Field Trip Health
- Traded as: Nasdaq: FTRP
- Industry: Psychotherapy
- Founded: April 2019; 7 years ago
- Founders: Ronan Levy; Joseph del Moral; Hannan Fleiman; Dr. Ryan Yermus; Mujeeb Jafferi;
- Defunct: May 2022
- Fate: Split into two independent companies
- Successors: Stella (formerly Field Trip Health and Wellness); Reunion Neuroscience;
- Headquarters: Toronto, Canada
- Services: Ketamine-assisted psychotherapy

= Field Trip Health =

Canadian ketamine-assisted psychotherapy company

 Field Trip Health was a Canadian Ketamine-assisted psychotherapy company, founded in April 2019. In May 2022, the company split into two separate, independent entities: Field Trip Health and Wellness and Reunion Neuroscience.

Field Trip Health and Wellness is now defunct with its assets acquired by two different companies, while Reunion Neuroscience is still active as of 2024, continuing the development of the psychedelic compound FT-104.

==History==
Field Trip Health was founded in April 2019 by Ronan Levy, Joseph del Moral, Hannan Fleiman, Dr. Ryan Yermus and Mujeeb Jafferi. All of the cofounders, except for Jafferi, previously worked together in the Canadian cannabis industry.

The company was developing the psychedelic molecule, FT-104. The compound targeted the 5-HT_{2A} receptor in the brain, the same receptor that psilocybin targets, and intended to produce a hallucinogenic effect that lasted roughly two hours, or approximately half the time a psychedelic experience with magic mushrooms lasts.

The company went public on the Canadian Securities Exchange in October 2020, completing a reverse takeover of the Newton Energy Corporation, an oil and gas company. It would later be listed on the Nasdaq in July 2021.

In May 2022, Field Trip Health's board voted to split the company into two independent entities. The company would split into "Field Trip Health and Wellness", focusing on its medical care offerings, and "Field Trip Discovery" (later rebranded to Reunion Neuroscience), focusing on the research and development of psychedelic therapies.

===Field Trip Health and Wellness===
In January 2023, Field Trip Health and Wellness faced both "claims or potential claims" of over $59 million. Two months later, the company laid off a majority of its staff, closed clinics, and sought protection from creditors under the Canadian Companies' Creditors Arrangement Act. Throughout the entirety of the company's existence, close to CA$100 million of investor's money was spent in an attempt to make Field Trip a successful company.

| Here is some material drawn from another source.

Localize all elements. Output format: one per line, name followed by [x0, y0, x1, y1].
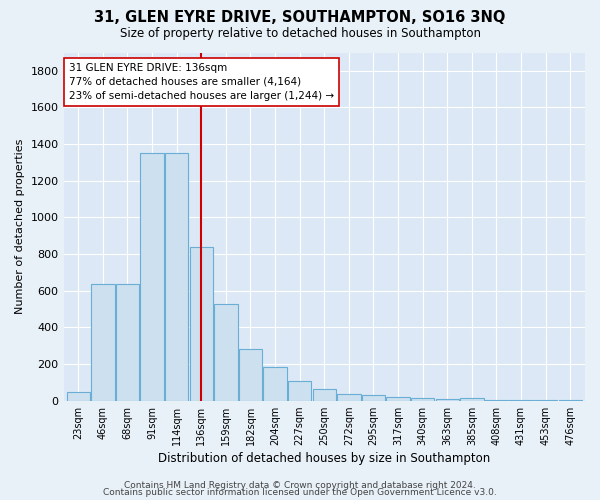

The company's three American clinics (New York, Washington, D.C., and California) were acquired by Stella, a healthcare company, for $751,770, and its Canadian clinics (Toronto and Vancouver) were acquired by the Canadian Centre for Psychedelic Healing for $627,900. Each buyer actively offers ketamine treatments. In May 2023, the company sold its Jamaican research and cultivation laboratory where it grew psilocybin mushrooms for $350,000 to Jamaican businessman William Mahfood. All proceeds from these sales were distributed to creditors.

Ultimately, the American assets and company name would be folded under the Stella brand. As part of the acquisition, co-founder Mujeeb Jafferi and chief technology officer Amardeep Manhas joined Stella, taking on the roles of president and clinics operation officer. Stella also received Field Trip's advanced outcome data, research, and tech stack.

===Reunion Neuroscience===

In August 2022, Reunion Neuroscience completed its separation from Field Trip Health and began trading on the Toronto Stock Exchange under the ticker REUN. The company named Greg Mayes as its president and chief executive officer in September 2022, coinciding with cofounder Ronan Levy's departure from the company's board.

In March 2023, Reunion Neuroscience filed a lawsuit against Mindset Pharma, alleging that the company "knowingly copied" the RE-104 compound and misled the United States Patent and Trademark Office when applying for a patent.

In April 2023, it was reported that Reunion Neuroscience was struggling to maintain the minimum share price requirement for listing on the Nasdaq exchange. Two months later, the company was acquired by MPM BioImpact for $13.1 million, transitioning it into a private company.

In May 2024, Reunion Neuroscience raised $103 million in Series A funding, co-led by Novo Holdings and MPM BioImpact. The funds are to be released roughly in thirds (a third upfront, another for hitting milestones during Phase II trials, the final third for positive results). The company was reported as "developing serotonergic psilocybin-like compounds initially for treating postnatal depression", referring to the RE-104 compound. The company is also exploring the compound's use as a treatment for other applications, such as cancer-related adjustment disorder. The funds are planned to be used in support of a Phase II trial of the compound.